The Law Council of Australia has revealed a number of law firms and three large corporates have already signed up to its National Equitable Briefing Policy.
The new policy, which was launched this year, aims to boost the number of briefs to women barristers. It includes interim and long-term targets with the ultimate aim of briefing women in at least 30 per cent of all matters and paying 30 per cent of the value of all brief fees by 2020.
The Law Council unveiled support from a number of law firms including:
- Baker & McKenzie
- Clayton Utz
- Corrs Chambers Westgarth
- DLA Piper
- Henry Davis York
- Herbert Smith Freehills
- King & Wood Mallesons
- Minter Ellison
- Norton Rose Fulbright
Law Council of Australia President-elect, Fiona McLeod SC, said, “The policy is intended to support the progression and retention of women barristers, address the pay gap and the underrepresentation of women in superior courts".

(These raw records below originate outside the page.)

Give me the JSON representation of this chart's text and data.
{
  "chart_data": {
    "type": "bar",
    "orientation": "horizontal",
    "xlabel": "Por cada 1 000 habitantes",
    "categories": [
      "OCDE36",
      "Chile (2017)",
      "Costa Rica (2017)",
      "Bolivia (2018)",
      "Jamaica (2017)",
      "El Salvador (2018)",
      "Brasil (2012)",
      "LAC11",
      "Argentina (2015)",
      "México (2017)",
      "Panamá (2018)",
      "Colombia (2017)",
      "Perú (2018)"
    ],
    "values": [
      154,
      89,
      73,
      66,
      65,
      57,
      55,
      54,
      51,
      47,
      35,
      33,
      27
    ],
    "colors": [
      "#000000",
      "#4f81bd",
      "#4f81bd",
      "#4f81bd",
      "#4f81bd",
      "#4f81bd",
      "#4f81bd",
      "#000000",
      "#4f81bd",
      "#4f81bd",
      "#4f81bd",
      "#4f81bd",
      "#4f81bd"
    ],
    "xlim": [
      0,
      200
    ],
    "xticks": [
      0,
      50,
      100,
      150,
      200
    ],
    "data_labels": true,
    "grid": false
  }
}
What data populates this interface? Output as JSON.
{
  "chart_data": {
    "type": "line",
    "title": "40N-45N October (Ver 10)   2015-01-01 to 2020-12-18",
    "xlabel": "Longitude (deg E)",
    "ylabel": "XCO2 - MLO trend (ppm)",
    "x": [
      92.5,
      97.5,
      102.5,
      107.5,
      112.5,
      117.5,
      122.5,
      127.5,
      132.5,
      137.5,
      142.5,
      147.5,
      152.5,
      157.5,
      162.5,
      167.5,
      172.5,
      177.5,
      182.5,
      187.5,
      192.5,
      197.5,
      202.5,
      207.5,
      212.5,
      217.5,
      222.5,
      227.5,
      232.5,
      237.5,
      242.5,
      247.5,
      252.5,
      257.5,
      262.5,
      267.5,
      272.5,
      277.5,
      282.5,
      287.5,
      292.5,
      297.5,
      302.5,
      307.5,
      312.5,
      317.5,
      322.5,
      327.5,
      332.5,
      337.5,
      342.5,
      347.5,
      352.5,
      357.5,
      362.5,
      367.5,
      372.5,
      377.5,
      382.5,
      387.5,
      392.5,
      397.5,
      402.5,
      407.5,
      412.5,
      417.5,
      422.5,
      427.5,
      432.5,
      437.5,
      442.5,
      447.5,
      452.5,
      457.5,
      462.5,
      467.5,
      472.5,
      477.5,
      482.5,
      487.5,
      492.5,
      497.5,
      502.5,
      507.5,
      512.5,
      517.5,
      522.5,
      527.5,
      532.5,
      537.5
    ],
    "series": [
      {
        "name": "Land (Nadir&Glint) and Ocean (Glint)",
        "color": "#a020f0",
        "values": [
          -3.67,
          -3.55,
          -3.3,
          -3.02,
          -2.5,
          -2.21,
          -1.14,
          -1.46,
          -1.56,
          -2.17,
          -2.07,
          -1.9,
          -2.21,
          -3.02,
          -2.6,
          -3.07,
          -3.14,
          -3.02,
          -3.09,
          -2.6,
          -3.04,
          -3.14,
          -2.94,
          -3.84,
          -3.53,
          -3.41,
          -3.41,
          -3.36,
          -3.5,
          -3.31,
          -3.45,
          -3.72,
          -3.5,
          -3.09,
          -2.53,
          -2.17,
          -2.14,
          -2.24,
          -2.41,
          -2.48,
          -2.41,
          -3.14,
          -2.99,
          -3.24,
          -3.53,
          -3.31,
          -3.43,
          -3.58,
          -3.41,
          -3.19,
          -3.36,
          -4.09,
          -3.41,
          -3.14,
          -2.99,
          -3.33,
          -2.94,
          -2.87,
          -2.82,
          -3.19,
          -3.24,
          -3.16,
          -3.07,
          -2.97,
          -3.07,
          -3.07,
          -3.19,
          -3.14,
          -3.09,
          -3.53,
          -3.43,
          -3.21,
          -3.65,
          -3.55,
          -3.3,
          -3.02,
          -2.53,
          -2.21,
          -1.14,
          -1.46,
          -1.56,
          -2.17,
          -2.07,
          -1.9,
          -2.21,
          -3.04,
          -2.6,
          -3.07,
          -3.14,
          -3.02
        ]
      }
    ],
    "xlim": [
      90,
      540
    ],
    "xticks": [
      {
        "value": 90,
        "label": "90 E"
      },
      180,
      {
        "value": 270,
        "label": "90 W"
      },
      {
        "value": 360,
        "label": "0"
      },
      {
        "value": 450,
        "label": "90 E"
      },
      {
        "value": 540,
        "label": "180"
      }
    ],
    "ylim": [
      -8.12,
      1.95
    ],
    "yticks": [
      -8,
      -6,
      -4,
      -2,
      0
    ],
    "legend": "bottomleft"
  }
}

“The preparedness of the legal profession and the Australian business community to adopt the policy signals a significant cultural shift in our support for equality.
“The Law Council is grateful indeed for the leadership of the profession and these businesses in recognising the importance of diversity measures by signing up to this commitment.
“With this momentum, I am confident the National Equitable Briefing Policy will provide the incentive for long term change within Bars,” Ms McLeod said.
The new signatories join the Australian Bar Association, various Bars and Law Societies of Australia, as well as numerous individual legal practitioners, who have committed to the Policy.
The Law Council will continue to promote the Equitable Briefing Policy and support signatories in their implementation of it across the country through ongoing events and reporting templates.